Brian Konigsberg - Vertical Research Partners, LLC
Got you. And then just lastly, on just -- on aero margins, so took a step down in Q2.
I think you're suggesting you were going to see a little bit of a pickup in the second half, especially as spares picks up. I'm just curious, as far as kind of the customer base, obviously, you guys are just pruning [ph] money in that business.
Longer term, do you think -- and I know you're spending a little bit less on R&D than usual, but are we thinking kind of sustainably that you're within 20% plus for an extended period of time? Or is this kind of an elevated period, which maybe is kind of temporary in nature and should come down to a more normalized level?
Richard A. Maue
No, I wouldn't suggest that there's anything necessarily temporary. I think our margin profile has been consistently growing through -- mainly through us, executing in a different way, increasing our productivity, continuing to look at cost.
Eric C. Fast
You can see the productivity in the Aerospace Group reading through on down sales and down aftermarket 14% and the profitability. This is -- that's making money the old-fashioned way.
Brian Konigsberg - Vertical Research Partners, LLC
And the customer base isn't pushing back on it? I guess, that's my question.
Eric C. Fast
Well, again, these are long-term contracts. It's price where we've got niche, special technology.
So you've got a $200,000 brake control on a $200 million plane that's got to work every time. This is -- the technology on the 787 brake control is in the wheel well operated wirelessly from the cockpit, never been done before with software as emergency brake back up versus a mechanical.

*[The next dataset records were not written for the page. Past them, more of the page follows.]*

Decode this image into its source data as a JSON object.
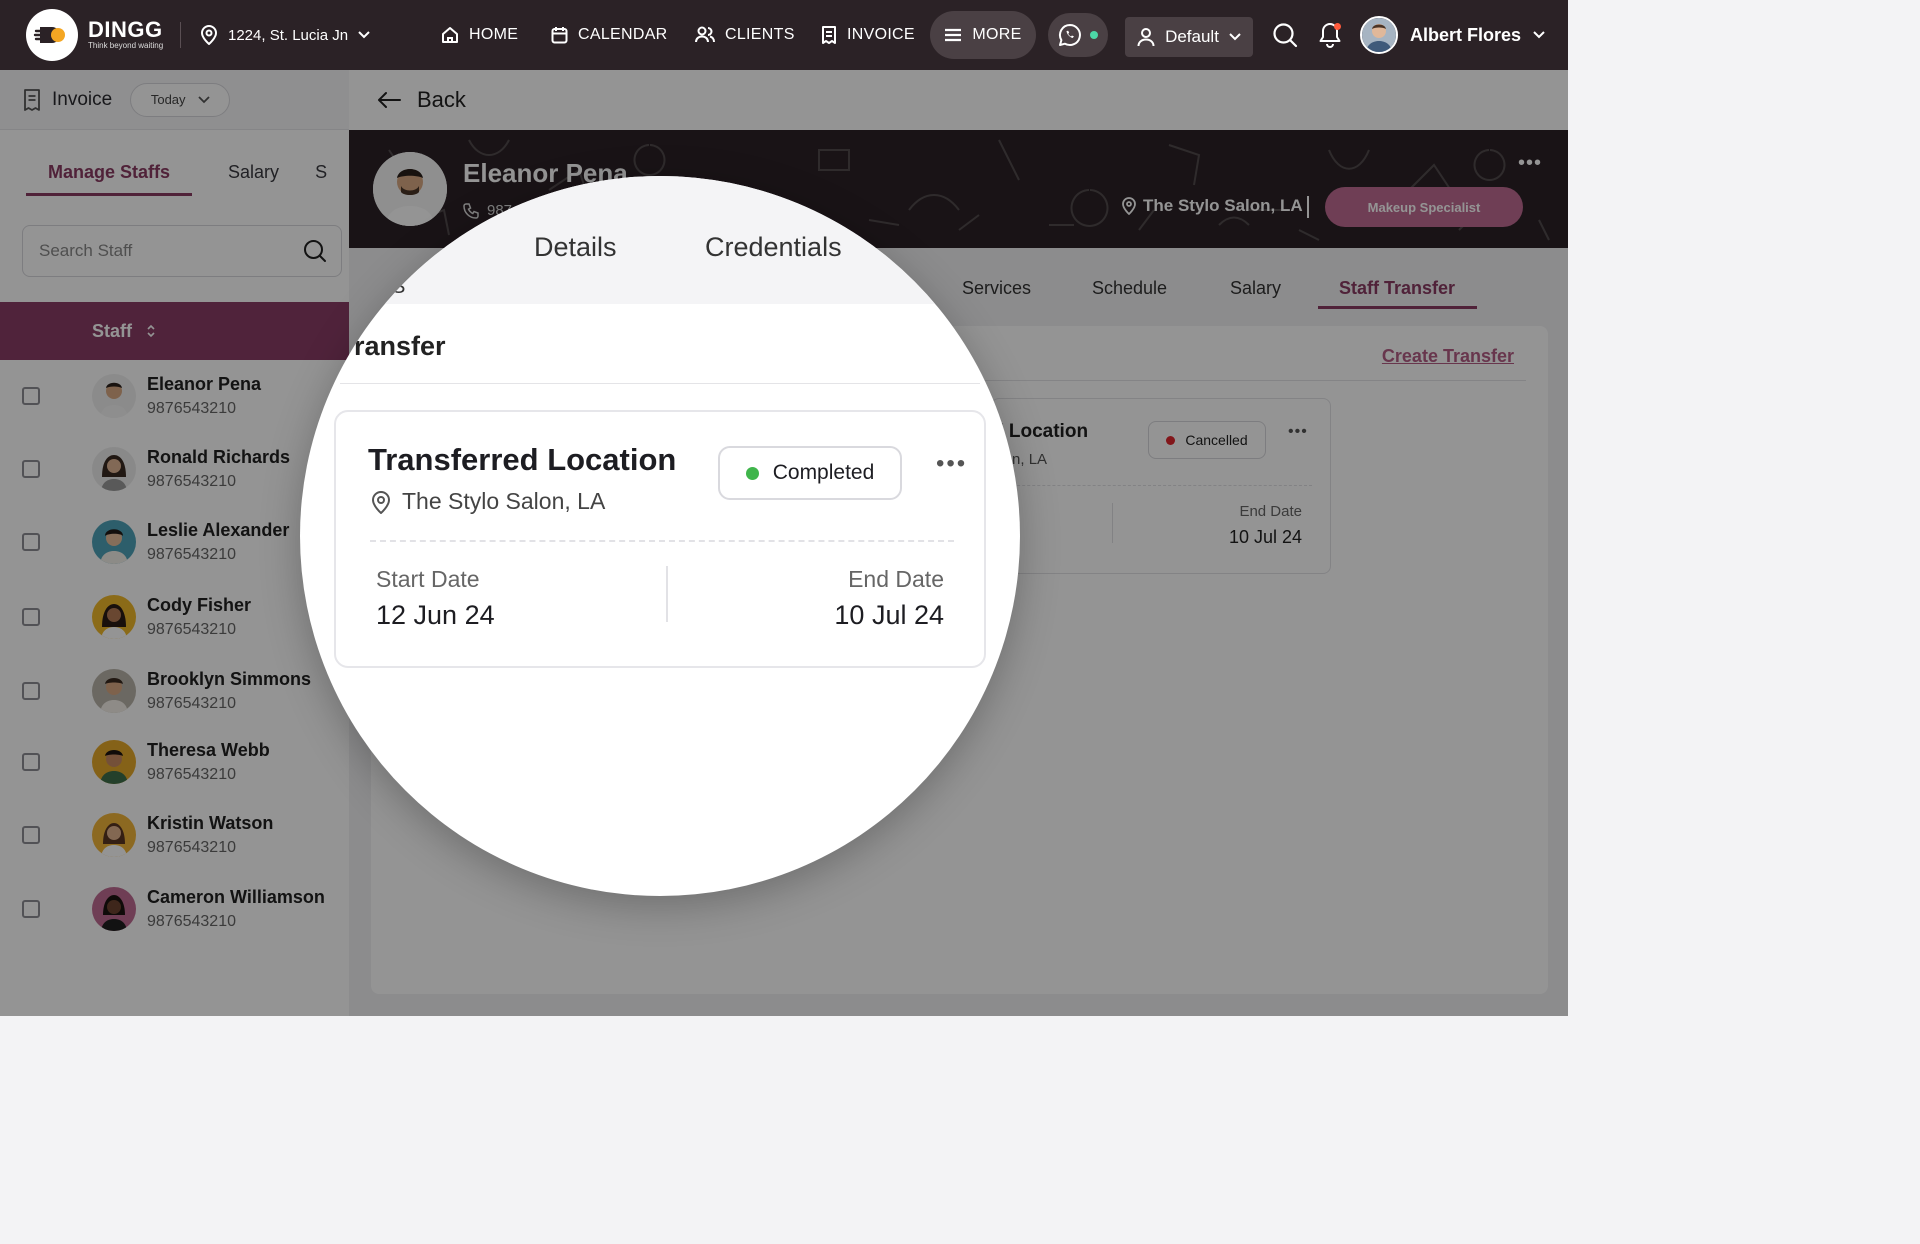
{
  "brand": {
    "name": "DINGG",
    "tagline": "Think beyond waiting"
  },
  "topbar": {
    "location": "1224, St. Lucia Jn",
    "nav": [
      {
        "label": "HOME",
        "icon": "home-icon"
      },
      {
        "label": "CALENDAR",
        "icon": "calendar-icon"
      },
      {
        "label": "CLIENTS",
        "icon": "users-icon"
      },
      {
        "label": "INVOICE",
        "icon": "receipt-icon"
      }
    ],
    "more_label": "MORE",
    "default_label": "Default",
    "user_name": "Albert Flores"
  },
  "left": {
    "title": "Invoice",
    "date_filter": "Today",
    "tabs": [
      "Manage Staffs",
      "Salary",
      "S"
    ],
    "search_placeholder": "Search Staff",
    "table_header": "Staff",
    "staff": [
      {
        "name": "Eleanor Pena",
        "phone": "9876543210"
      },
      {
        "name": "Ronald Richards",
        "phone": "9876543210"
      },
      {
        "name": "Leslie Alexander",
        "phone": "9876543210"
      },
      {
        "name": "Cody Fisher",
        "phone": "9876543210"
      },
      {
        "name": "Brooklyn Simmons",
        "phone": "9876543210"
      },
      {
        "name": "Theresa Webb",
        "phone": "9876543210"
      },
      {
        "name": "Kristin Watson",
        "phone": "9876543210"
      },
      {
        "name": "Cameron Williamson",
        "phone": "9876543210"
      }
    ]
  },
  "main": {
    "back_label": "Back",
    "profile": {
      "name": "Eleanor Pena",
      "phone_partial": "987",
      "location": "The Stylo Salon, LA",
      "role": "Makeup Specialist"
    },
    "tabs": [
      "Services",
      "Schedule",
      "Salary",
      "Staff Transfer"
    ],
    "create_transfer": "Create Transfer",
    "transfer_card": {
      "title_partial": "d Location",
      "location_partial": "alon, LA",
      "status": "Cancelled",
      "end_label": "End Date",
      "end_value": "10 Jul 24"
    }
  },
  "magnifier": {
    "tab_partial": "S",
    "tabs": [
      "Details",
      "Credentials"
    ],
    "section_title": "ransfer",
    "card": {
      "title": "Transferred Location",
      "location": "The Stylo Salon, LA",
      "status": "Completed",
      "start_label": "Start Date",
      "start_value": "12 Jun 24",
      "end_label": "End Date",
      "end_value": "10 Jul 24"
    }
  },
  "colors": {
    "topbar_bg": "#2b2226",
    "accent": "#8a3b63",
    "role_pill": "#c06b93",
    "status_completed": "#3fb54b",
    "status_cancelled": "#e0262d"
  }
}
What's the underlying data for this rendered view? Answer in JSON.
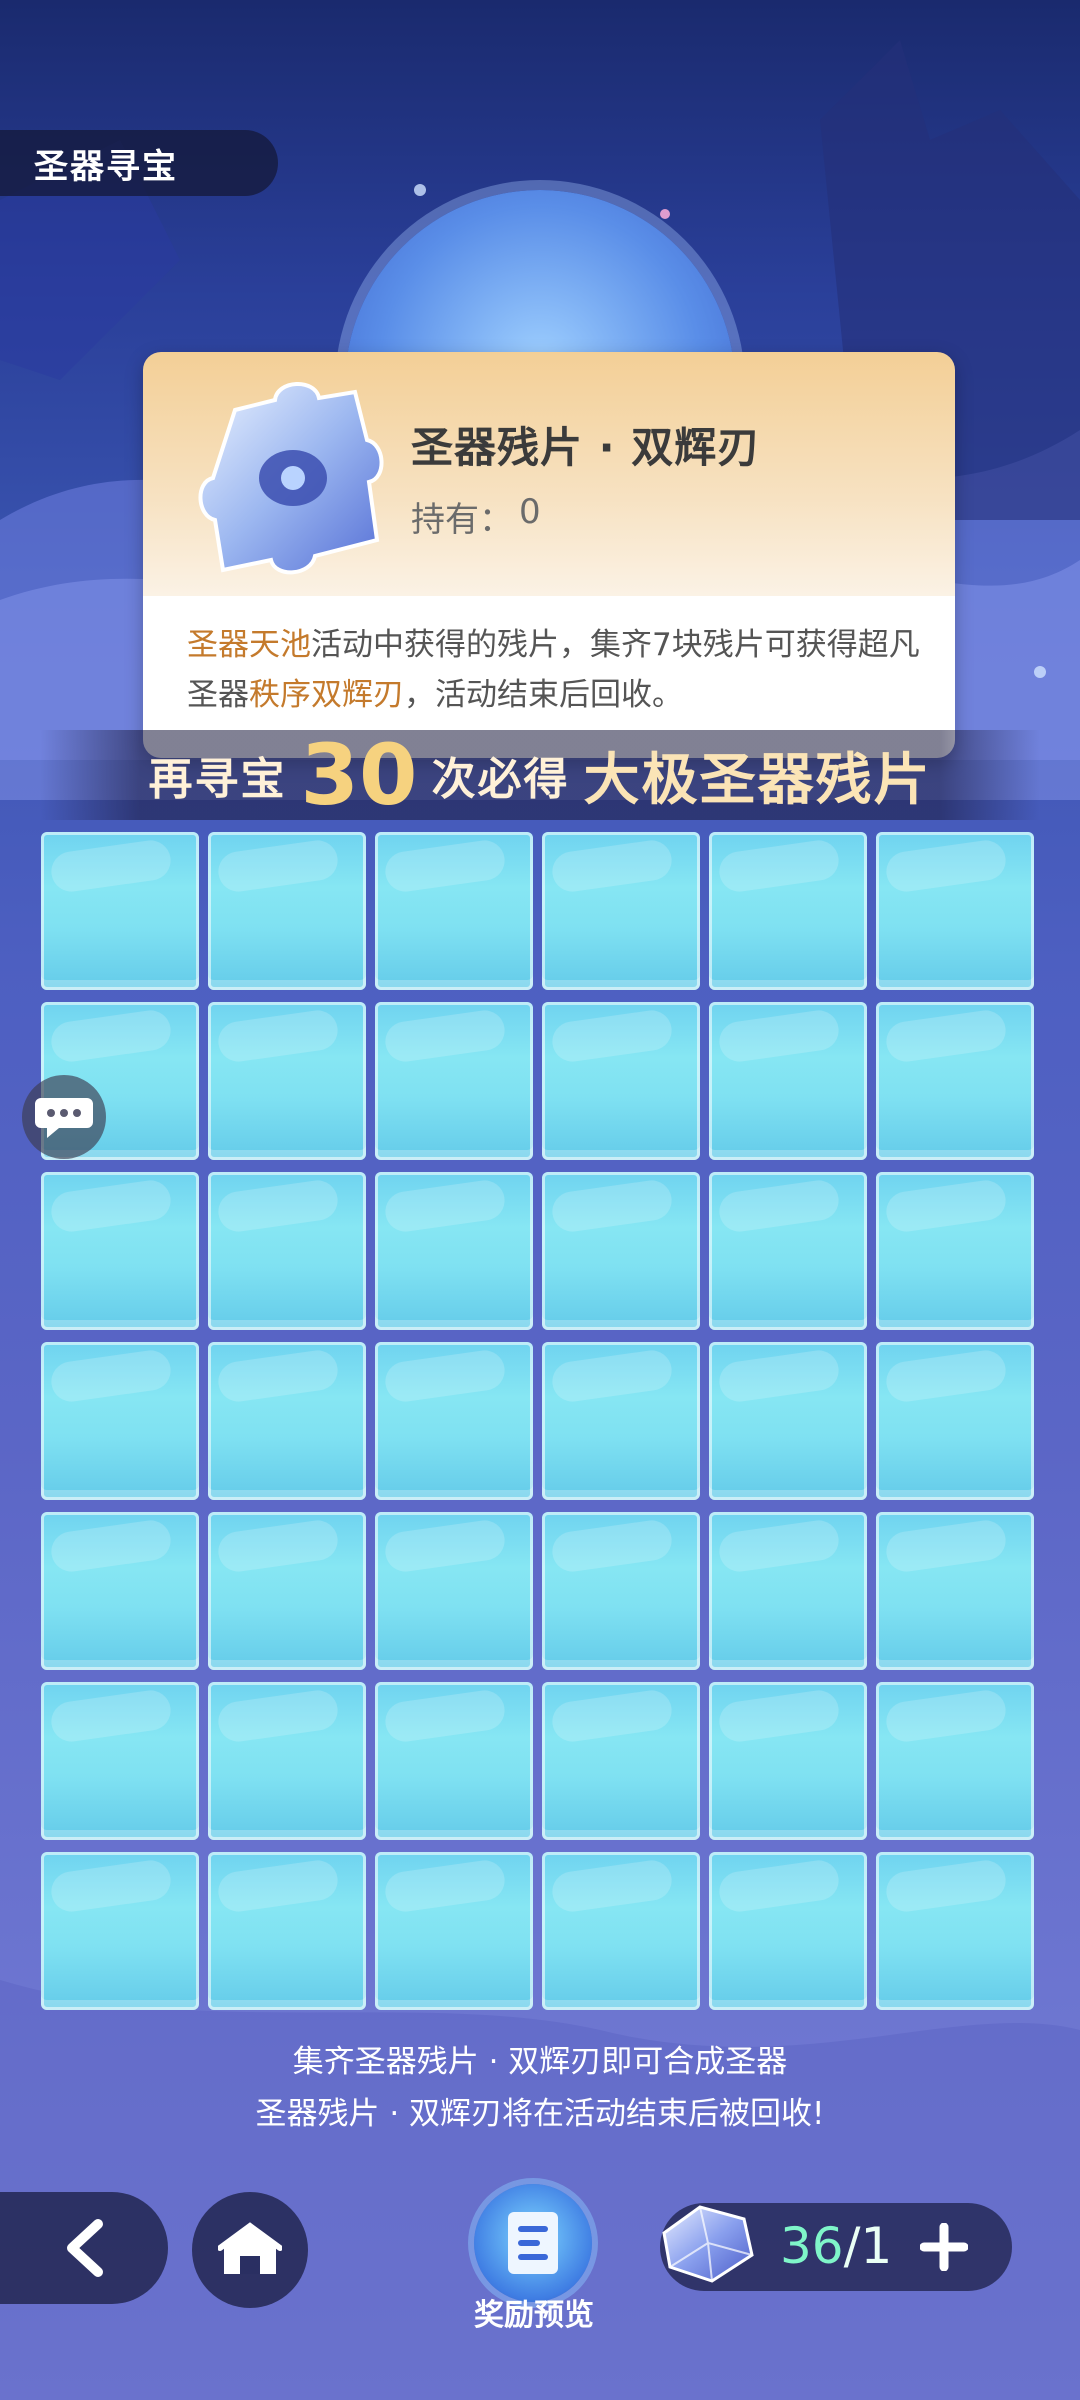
{
  "header": {
    "title": "圣器寻宝"
  },
  "popup": {
    "item_name": "圣器残片 · 双辉刃",
    "owned_label": "持有：",
    "owned_value": "0",
    "desc_hl1": "圣器天池",
    "desc_text1": "活动中获得的残片，集齐7块残片可获得超凡圣器",
    "desc_hl2": "秩序双辉刃",
    "desc_text2": "，活动结束后回收。",
    "icon": "puzzle-piece-icon"
  },
  "banner": {
    "prefix": "再寻宝",
    "number": "30",
    "middle": "次必得",
    "suffix": "大极圣器残片"
  },
  "grid": {
    "rows": 7,
    "columns": 6,
    "tile_state": "unopened"
  },
  "footer": {
    "line1": "集齐圣器残片 · 双辉刃即可合成圣器",
    "line2": "圣器残片 · 双辉刃将在活动结束后被回收!"
  },
  "nav": {
    "back_icon": "chevron-left-icon",
    "home_icon": "home-icon",
    "rewards_label": "奖励预览",
    "rewards_icon": "list-icon"
  },
  "counter": {
    "current": "36",
    "separator": "/",
    "total": "1",
    "plus_icon": "plus-icon",
    "gem_icon": "gem-icon"
  },
  "chat": {
    "icon": "chat-bubble-icon"
  },
  "colors": {
    "accent_orange": "#c47a2c",
    "counter_green": "#7ff5c9",
    "tile_cyan": "#7fe1f2"
  }
}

I mean, this is -- costs $110 million to develop. So this is niche special -- there's 2 people in the world who can stop a big commercial airplane.
This is...
Brian Konigsberg - Vertical Research Partners, LLC
Fair enough. Just last question.
Just on -- so in R&D, I think you -- I didn't hear it, but I remember you said in Q1 that you were expected to step up to 8% of Aero sales on the R&D front. Do you anticipate it's going to remain around these levels for some time?
Or does it drift back to that 10% to 12% that you had previously talked about as the normalized range?
Eric C. Fast
What I would say is engineering is going to be a little bit higher in the second half than it was in the first half. And we've clearly got some nice winds here in the marketplace.

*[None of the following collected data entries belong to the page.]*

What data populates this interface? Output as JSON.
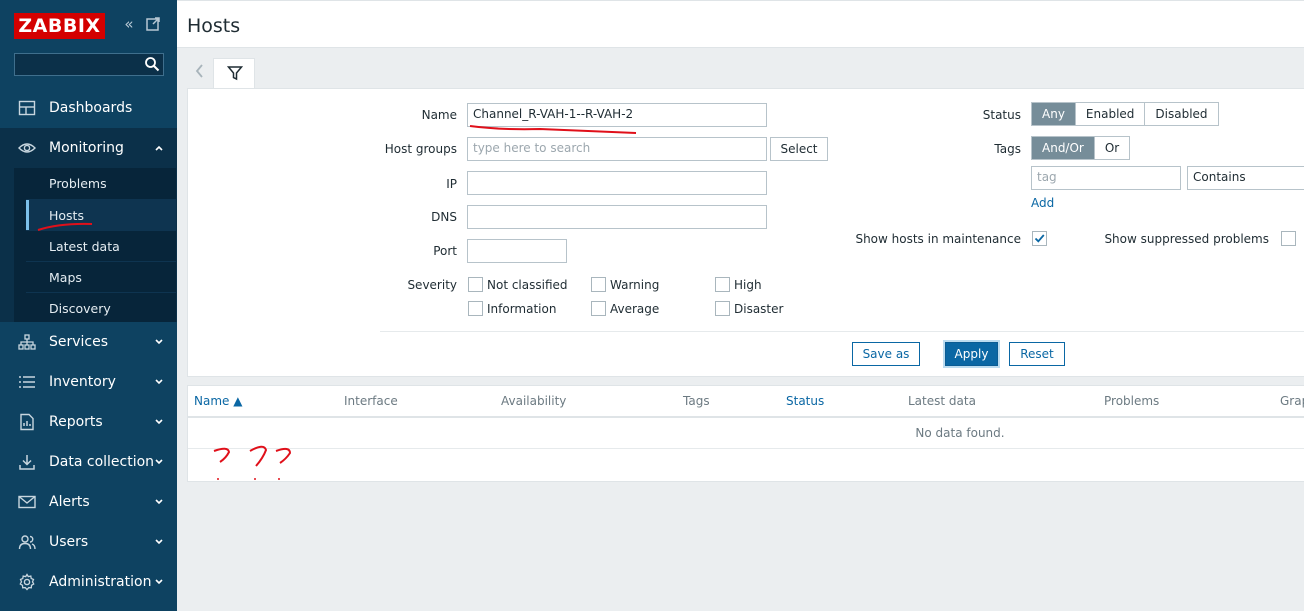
{
  "app": {
    "logo": "ZABBIX"
  },
  "sidebar": {
    "menu": [
      {
        "label": "Dashboards",
        "icon": "dashboard-icon"
      },
      {
        "label": "Monitoring",
        "icon": "eye-icon"
      },
      {
        "label": "Services",
        "icon": "services-icon"
      },
      {
        "label": "Inventory",
        "icon": "list-icon"
      },
      {
        "label": "Reports",
        "icon": "report-icon"
      },
      {
        "label": "Data collection",
        "icon": "download-icon"
      },
      {
        "label": "Alerts",
        "icon": "envelope-icon"
      },
      {
        "label": "Users",
        "icon": "users-icon"
      },
      {
        "label": "Administration",
        "icon": "gear-icon"
      }
    ],
    "monitoring_sub": [
      "Problems",
      "Hosts",
      "Latest data",
      "Maps",
      "Discovery"
    ]
  },
  "header": {
    "title": "Hosts"
  },
  "filter": {
    "name_label": "Name",
    "name_value": "Channel_R-VAH-1--R-VAH-2",
    "host_groups_label": "Host groups",
    "host_groups_placeholder": "type here to search",
    "select_label": "Select",
    "ip_label": "IP",
    "dns_label": "DNS",
    "port_label": "Port",
    "severity_label": "Severity",
    "severities": [
      "Not classified",
      "Warning",
      "High",
      "Information",
      "Average",
      "Disaster"
    ],
    "status_label": "Status",
    "status_options": [
      "Any",
      "Enabled",
      "Disabled"
    ],
    "tags_label": "Tags",
    "tags_options": [
      "And/Or",
      "Or"
    ],
    "tag_placeholder": "tag",
    "tag_operator": "Contains",
    "add_label": "Add",
    "maintenance_label": "Show hosts in maintenance",
    "suppressed_label": "Show suppressed problems",
    "save_as": "Save as",
    "apply": "Apply",
    "reset": "Reset"
  },
  "table": {
    "columns": [
      "Name ▲",
      "Interface",
      "Availability",
      "Tags",
      "Status",
      "Latest data",
      "Problems",
      "Grap"
    ],
    "empty": "No data found."
  },
  "colors": {
    "sidebar": "#0e4261",
    "logo": "#d40000",
    "accent": "#0a67a4"
  }
}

So I would expect engineering to go up a little bit. But we manage that, and we're careful about it.
Some of the big programs we've already won, for example, the 919 has taken a lot longer than what the original schedule was, so that offsets it. So we're very sensitive about where that engineering expense needs to be through a combination of making sure we win the right -- win the best programs, make sure we're on the right ones, and manage it in a way to produce a good return for our shareholders.
And we'll lay out what that engineering expense is going to be when we do our investor conference in February.

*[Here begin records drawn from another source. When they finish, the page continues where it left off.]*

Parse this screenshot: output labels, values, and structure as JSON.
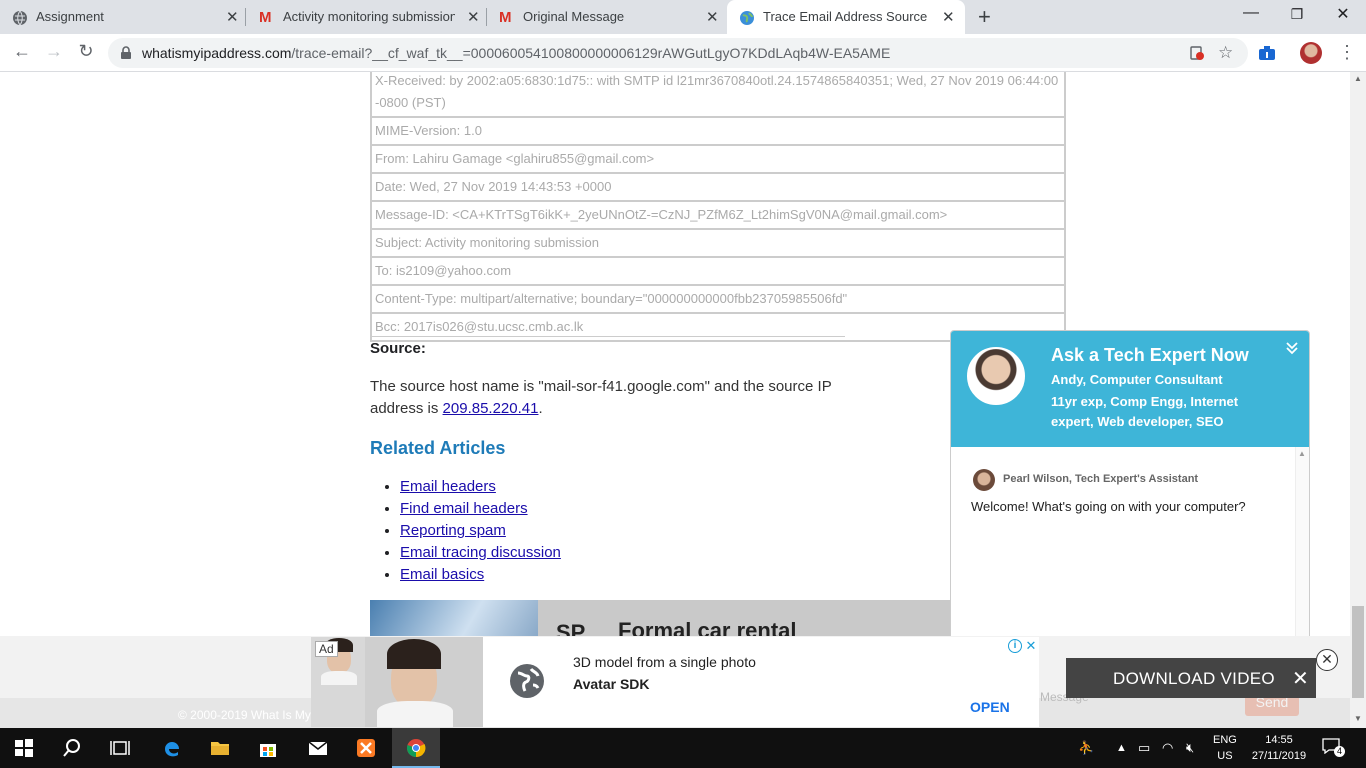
{
  "browser": {
    "tabs": [
      {
        "title": "Assignment",
        "icon": "globe-icon"
      },
      {
        "title": "Activity monitoring submission -",
        "icon": "gmail-icon"
      },
      {
        "title": "Original Message",
        "icon": "gmail-icon"
      },
      {
        "title": "Trace Email Address Source",
        "icon": "globe-icon",
        "active": true
      }
    ],
    "new_tab_label": "+",
    "url_host": "whatismyipaddress.com",
    "url_path": "/trace-email?__cf_waf_tk__=000060054100800000006129rAWGutLgyO7KDdLAqb4W-EA5AME"
  },
  "header_rows": [
    "X-Received: by 2002:a05:6830:1d75:: with SMTP id l21mr3670840otl.24.1574865840351; Wed, 27 Nov 2019 06:44:00 -0800 (PST)",
    "MIME-Version: 1.0",
    "From: Lahiru Gamage <glahiru855@gmail.com>",
    "Date: Wed, 27 Nov 2019 14:43:53 +0000",
    "Message-ID: <CA+KTrTSgT6ikK+_2yeUNnOtZ-=CzNJ_PZfM6Z_Lt2himSgV0NA@mail.gmail.com>",
    "Subject: Activity monitoring submission",
    "To: is2109@yahoo.com",
    "Content-Type: multipart/alternative; boundary=\"000000000000fbb23705985506fd\"",
    "Bcc: 2017is026@stu.ucsc.cmb.ac.lk"
  ],
  "source": {
    "label": "Source:",
    "text_before": "The source host name is \"mail-sor-f41.google.com\" and the source IP address is ",
    "ip": "209.85.220.41",
    "text_after": "."
  },
  "related": {
    "heading": "Related Articles",
    "links": [
      "Email headers",
      "Find email headers",
      "Reporting spam",
      "Email tracing discussion",
      "Email basics"
    ]
  },
  "car_ad": {
    "prefix": "SP",
    "text": "Formal car rental"
  },
  "chat_widget": {
    "title": "Ask a Tech Expert Now",
    "expert": "Andy, Computer Consultant",
    "description": "11yr exp, Comp Engg, Internet expert, Web developer, SEO",
    "assistant": "Pearl Wilson, Tech Expert's Assistant",
    "welcome": "Welcome! What's going on with your computer?",
    "send_label": "Send",
    "message_hint": "Message"
  },
  "footer": {
    "copyright": "© 2000-2019 What Is My"
  },
  "bottom_ad": {
    "badge": "Ad",
    "line1": "3D model from a single photo",
    "line2": "Avatar SDK",
    "cta": "OPEN",
    "info": "i",
    "close": "✕"
  },
  "download_video": {
    "label": "DOWNLOAD VIDEO",
    "close": "✕",
    "circle_close": "✕"
  },
  "taskbar": {
    "lang_line1": "ENG",
    "lang_line2": "US",
    "time": "14:55",
    "date": "27/11/2019",
    "notifications": "4"
  }
}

Brian Konigsberg - Vertical Research Partners, LLC
I think you said, for the year, around 8%. That's still the view?
Eric C. Fast
It's going to be slightly higher in the second half than the first half. [indiscernible]
Richard A. Maue
Yes, given -- so given that we're seeing some sales decline through the lower aftermarket, it's still going to likely fall in that 8% range. But from an overall dollars perspective, we're pointing to about $35 million in...
Eric C. Fast
For the Aerospace.
Richard A. Maue
Total for the Aerospace Group.
Operator
And I'm not showing any further questions at this time. I would now like to turn the call back to Richard Koch for any further remarks.
Richard E. Koch
Thank you for joining us today and for your continued interest in Crane. Bye-bye now.
Operator
Ladies and gentlemen, thank you for participating in today's conference. This does conclude today's program.
You may all disconnect. Everyone, have a great day.